The Probabilistic Automata learning Competition (PAutomaC) is the first on-line challenge about learning non-deterministic probabilistic finite state machines (HMM, PFA, …)
The competition is over. In addition of the technical report describing the competition that was written at the beginning, an article published in the proceedings of ICGI’12 is available. It contains a lot of details about the competition and the results. In the same proceedings, one can find a short paper from the winning team of the competition. Two articles from other participants to the competition can also be found here (team Hulden) and here (team Kepler).
News
December 11th 2012: the code of the winning team is avalable here.
September 11th 2012: following the discussion during the workshop, the target and solutions files of the competition phase data are available in the download section.
September 7th 2012: the PAutomaC workshop at ICGI’12 is on.

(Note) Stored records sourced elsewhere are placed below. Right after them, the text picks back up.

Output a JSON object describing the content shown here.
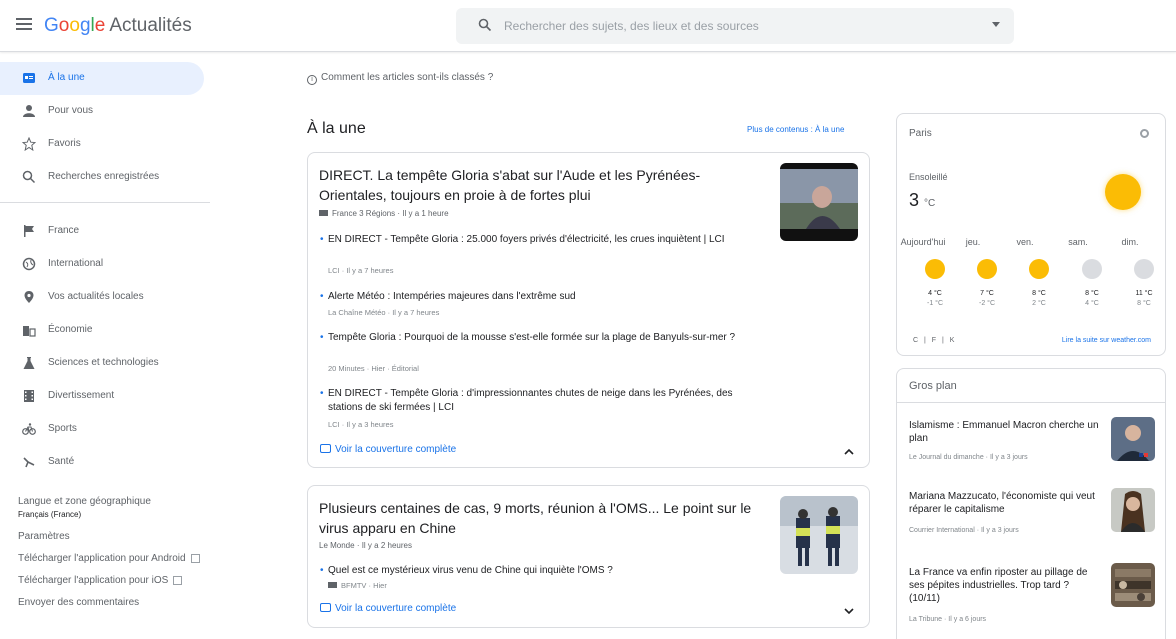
{
  "header": {
    "logo_letters": [
      "G",
      "o",
      "o",
      "g",
      "l",
      "e"
    ],
    "app_name": "Actualités",
    "search_placeholder": "Rechercher des sujets, des lieux et des sources"
  },
  "sidebar": {
    "items": [
      {
        "label": "À la une",
        "icon": "home-icon",
        "active": true
      },
      {
        "label": "Pour vous",
        "icon": "person-icon"
      },
      {
        "label": "Favoris",
        "icon": "star-icon"
      },
      {
        "label": "Recherches enregistrées",
        "icon": "search-icon"
      },
      {
        "label": "France",
        "icon": "flag-icon"
      },
      {
        "label": "International",
        "icon": "globe-icon"
      },
      {
        "label": "Vos actualités locales",
        "icon": "location-pin-icon"
      },
      {
        "label": "Économie",
        "icon": "building-icon"
      },
      {
        "label": "Sciences et technologies",
        "icon": "flask-icon"
      },
      {
        "label": "Divertissement",
        "icon": "film-icon"
      },
      {
        "label": "Sports",
        "icon": "bike-icon"
      },
      {
        "label": "Santé",
        "icon": "health-icon"
      }
    ],
    "language_label": "Langue et zone géographique",
    "language_value": "Français (France)",
    "settings": "Paramètres",
    "android": "Télécharger l'application pour Android",
    "ios": "Télécharger l'application pour iOS",
    "feedback": "Envoyer des commentaires"
  },
  "main": {
    "how_ranked": "Comment les articles sont-ils classés ?",
    "section_title": "À la une",
    "more_link": "Plus de contenus : À la une",
    "full_coverage": "Voir la couverture complète",
    "card1": {
      "headline": "DIRECT. La tempête Gloria s'abat sur l'Aude et les Pyrénées-Orientales, toujours en proie à de fortes plui",
      "source": "France 3 Régions",
      "time": "Il y a 1 heure",
      "subs": [
        {
          "title": "EN DIRECT - Tempête Gloria : 25.000 foyers privés d'électricité, les crues inquiètent | LCI",
          "meta": "LCI · Il y a 7 heures"
        },
        {
          "title": "Alerte Météo : Intempéries majeures dans l'extrême sud",
          "meta": "La Chaîne Météo · Il y a 7 heures"
        },
        {
          "title": "Tempête Gloria : Pourquoi de la mousse s'est-elle formée sur la plage de Banyuls-sur-mer ?",
          "meta": "20 Minutes · Hier · Éditorial"
        },
        {
          "title": "EN DIRECT - Tempête Gloria : d'impressionnantes chutes de neige dans les Pyrénées, des stations de ski fermées | LCI",
          "meta": "LCI · Il y a 3 heures"
        }
      ]
    },
    "card2": {
      "headline": "Plusieurs centaines de cas, 9 morts, réunion à l'OMS... Le point sur le virus apparu en Chine",
      "source": "Le Monde",
      "time": "Il y a 2 heures",
      "subs": [
        {
          "title": "Quel est ce mystérieux virus venu de Chine qui inquiète l'OMS ?",
          "meta": "BFMTV · Hier"
        }
      ]
    }
  },
  "weather": {
    "city": "Paris",
    "condition": "Ensoleillé",
    "temp": "3",
    "unit": "°C",
    "days": [
      {
        "day": "Aujourd'hui",
        "hi": "4 °C",
        "lo": "-1 °C",
        "icon": "sun-icon"
      },
      {
        "day": "jeu.",
        "hi": "7 °C",
        "lo": "-2 °C",
        "icon": "sun-cloud-icon"
      },
      {
        "day": "ven.",
        "hi": "8 °C",
        "lo": "2 °C",
        "icon": "sun-cloud-icon"
      },
      {
        "day": "sam.",
        "hi": "8 °C",
        "lo": "4 °C",
        "icon": "cloud-icon"
      },
      {
        "day": "dim.",
        "hi": "11 °C",
        "lo": "8 °C",
        "icon": "rain-icon"
      }
    ],
    "units": "C | F | K",
    "more": "Lire la suite sur weather.com"
  },
  "closeup": {
    "title": "Gros plan",
    "items": [
      {
        "title": "Islamisme : Emmanuel Macron cherche un plan",
        "meta": "Le Journal du dimanche · Il y a 3 jours"
      },
      {
        "title": "Mariana Mazzucato, l'économiste qui veut réparer le capitalisme",
        "meta": "Courrier International · Il y a 3 jours"
      },
      {
        "title": "La France va enfin riposter au pillage de ses pépites industrielles. Trop tard ? (10/11)",
        "meta": "La Tribune · Il y a 6 jours"
      }
    ]
  },
  "colors": {
    "accent": "#1a73e8",
    "active_bg": "#e8f0fe",
    "sun": "#fbbc05"
  }
}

July 3rd: After a storm that postponed for 2 days the end of competition, PAutomaC is finished. The winner is the team of Chihiro Shibata and Ryo Yoshinaka, Congratulation to them! And thanks to all participants: this have been a great competition.
May 20th: Phase 2 is launched: The data of the real competition are available! The data sets of the training phase are still available but you cannot submit your results any more. However, the files containing the true probabilities (obtained with the target automata) are available.

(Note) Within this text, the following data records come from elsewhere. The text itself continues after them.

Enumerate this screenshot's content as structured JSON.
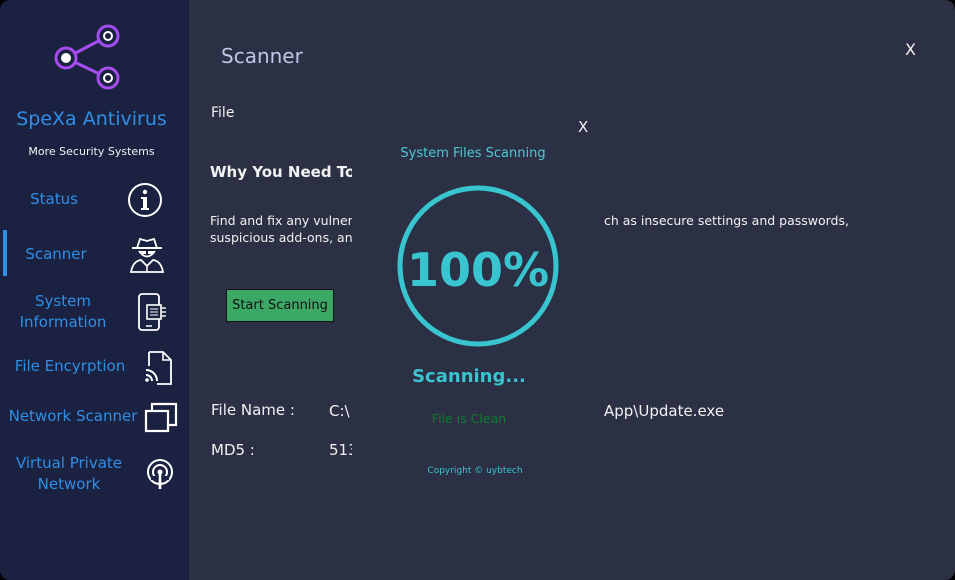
{
  "app": {
    "title": "SpeXa Antivirus",
    "subtitle": "More Security Systems"
  },
  "sidebar": {
    "items": [
      {
        "label": "Status",
        "icon": "info-icon",
        "active": false
      },
      {
        "label": "Scanner",
        "icon": "spy-icon",
        "active": true
      },
      {
        "label": "System Information",
        "line1": "System",
        "line2": "Information",
        "icon": "phone-chip-icon",
        "active": false
      },
      {
        "label": "File Encyrption",
        "icon": "file-cast-icon",
        "active": false
      },
      {
        "label": "Network Scanner",
        "icon": "windows-stack-icon",
        "active": false
      },
      {
        "label": "Virtual Private Network",
        "line1": "Virtual Private",
        "line2": "Network",
        "icon": "broadcast-icon",
        "active": false
      }
    ]
  },
  "main": {
    "title": "Scanner",
    "close_label": "X",
    "file_label": "File",
    "why_heading": "Why You Need To S",
    "description_left_1": "Find and fix any vulnerab",
    "description_left_2": "suspicious add-ons, and",
    "description_right_1": "ch as insecure settings and passwords,",
    "start_button": "Start Scanning",
    "file_name_label": "File Name :",
    "file_name_prefix": "C:\\",
    "file_name_suffix": "App\\Update.exe",
    "md5_label": "MD5 :",
    "md5_value": "513"
  },
  "popup": {
    "close_label": "X",
    "title": "System Files Scanning",
    "progress_percent": 100,
    "progress_text": "100%",
    "status": "Scanning...",
    "result": "File is Clean",
    "copyright": "Copyright © uybtech"
  },
  "colors": {
    "accent_blue": "#2e8fe6",
    "teal": "#38c5cf",
    "sidebar_bg": "#1b2140",
    "main_bg": "#2b3045",
    "button_green": "#3ca865",
    "clean_green": "#137a2c",
    "logo_purple": "#a64df0"
  }
}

March 20th: 16 new data sets are available!
March 8th: The website is fully operational, the first data set is available.
Why this competition?
Finite state automata (or machines) are well-known models for characterizing the behaviour of systems or processes. They have been used for several decades in computer and software engineering to model the complex behaviours of electronic circuits and softwares. A nice feature of an automaton model is that it is easy to interpret, but unfortunately in many applications the original design of a system is unknown. That is why learning approaches has been used, for instance:
- To modelize DNA or protein sequences in bioinformatics.
- To find patterns underlying different sounds for speech processing.
- To develop morphological or phonological rules for natural language processing.
- To modelize unknown mechanical processes in Physics
- To discover the exact environment of robots.
- To detect Anomaly for detecting intrusions in computer security.
- To do behavioural modelling of users in applications ranging from web systems to the automotive sector.
- To discover the structure of music styles for music classification and generation.
- …
In all such cases, an automaton model is learned from observations of the system, i.e., a finite set of strings. As the data gathered from observations is usually unlabelled, the standard method of dealing with this situation is to assume a probabilistic automaton model, i.e., a distribution over strings. In such a model, different states can generate different symbols with different probabilities: the two main formalisms are Hidden Markov Models (HMM) and Probabilistic Finite State Automata (PFA).
This is what this competition is about.
How is it working?
We automatically generated PFAs in a way that is described here. We then generated two data sets from each PFA: one is the training set and the second is the test set (where duplicate strings have been removed). The idea is to train your learning algorithm on the first data set in order to assign probabilities to the strings in the test set.
Details about how to participate can be found in the participate section.
There also will be some real world data sets during the second phase of the competition.